For the 4th of July we opted to avoid the mob of people watching the parade downtown, and instead had a pleasant morning at the house.
In the afternoon we took the free gondola to the main plaza of Mountain Village.
There are numerous shops and cafes there. This restaurant has a large number of outdoor tables, ready to accommodate guests when it opened for dinner.
We wandered through the plaza, where there was a band playing as part of the festivities.
There were also lots of fun activities to entertain visitors’ children.
Alas, the next day we needed to return home to prepare for our online classes the following week. We retraced our tires tracks over the summit…
…and again descended to Ridgeway.
There was an open market and craft fair at the town’s park, so naturally Tamara had to stop to do some shopping.
Ridgeway is a fun mountain village, with unique buildings like this vintage fire station.
It also boasts some humorous bronze statues in the park, like this turtle.

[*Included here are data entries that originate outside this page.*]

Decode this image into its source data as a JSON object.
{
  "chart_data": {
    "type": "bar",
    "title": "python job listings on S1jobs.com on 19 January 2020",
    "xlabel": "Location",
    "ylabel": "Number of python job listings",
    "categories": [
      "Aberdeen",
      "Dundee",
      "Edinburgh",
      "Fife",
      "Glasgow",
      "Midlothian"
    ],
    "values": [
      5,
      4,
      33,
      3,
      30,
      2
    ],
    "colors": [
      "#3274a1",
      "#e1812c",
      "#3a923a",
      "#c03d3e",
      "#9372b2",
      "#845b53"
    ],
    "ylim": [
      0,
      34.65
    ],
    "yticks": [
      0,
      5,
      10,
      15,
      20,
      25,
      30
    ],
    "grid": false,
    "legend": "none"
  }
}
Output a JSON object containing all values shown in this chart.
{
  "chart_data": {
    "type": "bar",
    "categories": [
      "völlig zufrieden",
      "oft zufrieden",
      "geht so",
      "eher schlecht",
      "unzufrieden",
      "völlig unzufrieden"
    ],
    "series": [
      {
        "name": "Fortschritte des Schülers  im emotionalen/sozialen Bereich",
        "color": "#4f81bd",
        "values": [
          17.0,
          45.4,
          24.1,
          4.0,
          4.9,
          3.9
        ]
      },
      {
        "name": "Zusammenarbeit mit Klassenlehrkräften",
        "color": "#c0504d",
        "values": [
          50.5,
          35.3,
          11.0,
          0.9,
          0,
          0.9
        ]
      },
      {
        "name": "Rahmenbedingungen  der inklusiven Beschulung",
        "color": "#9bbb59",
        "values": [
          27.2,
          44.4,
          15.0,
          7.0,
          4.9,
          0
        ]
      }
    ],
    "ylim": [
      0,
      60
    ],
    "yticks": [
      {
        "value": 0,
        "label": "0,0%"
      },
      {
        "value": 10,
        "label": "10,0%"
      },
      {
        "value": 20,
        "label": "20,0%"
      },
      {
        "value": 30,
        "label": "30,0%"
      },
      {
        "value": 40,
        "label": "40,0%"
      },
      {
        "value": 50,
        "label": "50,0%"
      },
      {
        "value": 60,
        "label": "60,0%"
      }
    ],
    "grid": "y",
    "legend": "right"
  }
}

‘Tisa was interested in all the other doggies in the park as we sat waiting for Tamara to wander through the booths.
All we could do was be patient until she had purchased some treasures to take home.
When we arrived in Grand Junction and plugged in, five of the six Superchargers were occupied, unlike previously when Correcaminos was the only Tesla there.
We again stopped to recharge in Green River, with two of the four Superchargers occupied. Obviously, lots of Tesla owners were traveling for the holiday weekend.
I took this video as we approached the San Rafael “reef” near Goblin Valley State Park. You’ll see that Autopilot again worked its magic to pass this slower truck.
Here’s a photo of that reef from the highway.
We pulled over at the rest stop there, and here is the right side of the reef running north.
Here is the left side running south.
And here is Correcaminos with the right side as a backdrop.
I tried to capture the extent of the reef with a panorama, but as usual it is a poor depiction of the landscape’s size.
When we pulled into the garage again, the odometer showed that we had driven a total of 1,192 miles on the roadtrip, using an average 251 Wh/mile. That’s only 11 Wh higher than Correcaminos’s lifetime average —which is pretty impressive, given the 80 MPH speed limits on the freeways and all the changes in elevation.
The sun was just starting to set as I unloaded the suitcases from Correcaminos’s trunk.
There was only one problem with this roadtrip: it was too short. We will simply have to visit my sister again when the leaves start to turn, as she tells us that the vistas are truly spectacular in the fall. I can say this much: our Model 3 has proven to be the ultimate touring vehicle. Autopilot makes journeys much more relaxing and enjoyable, allowing us to marvel at the vistas around us.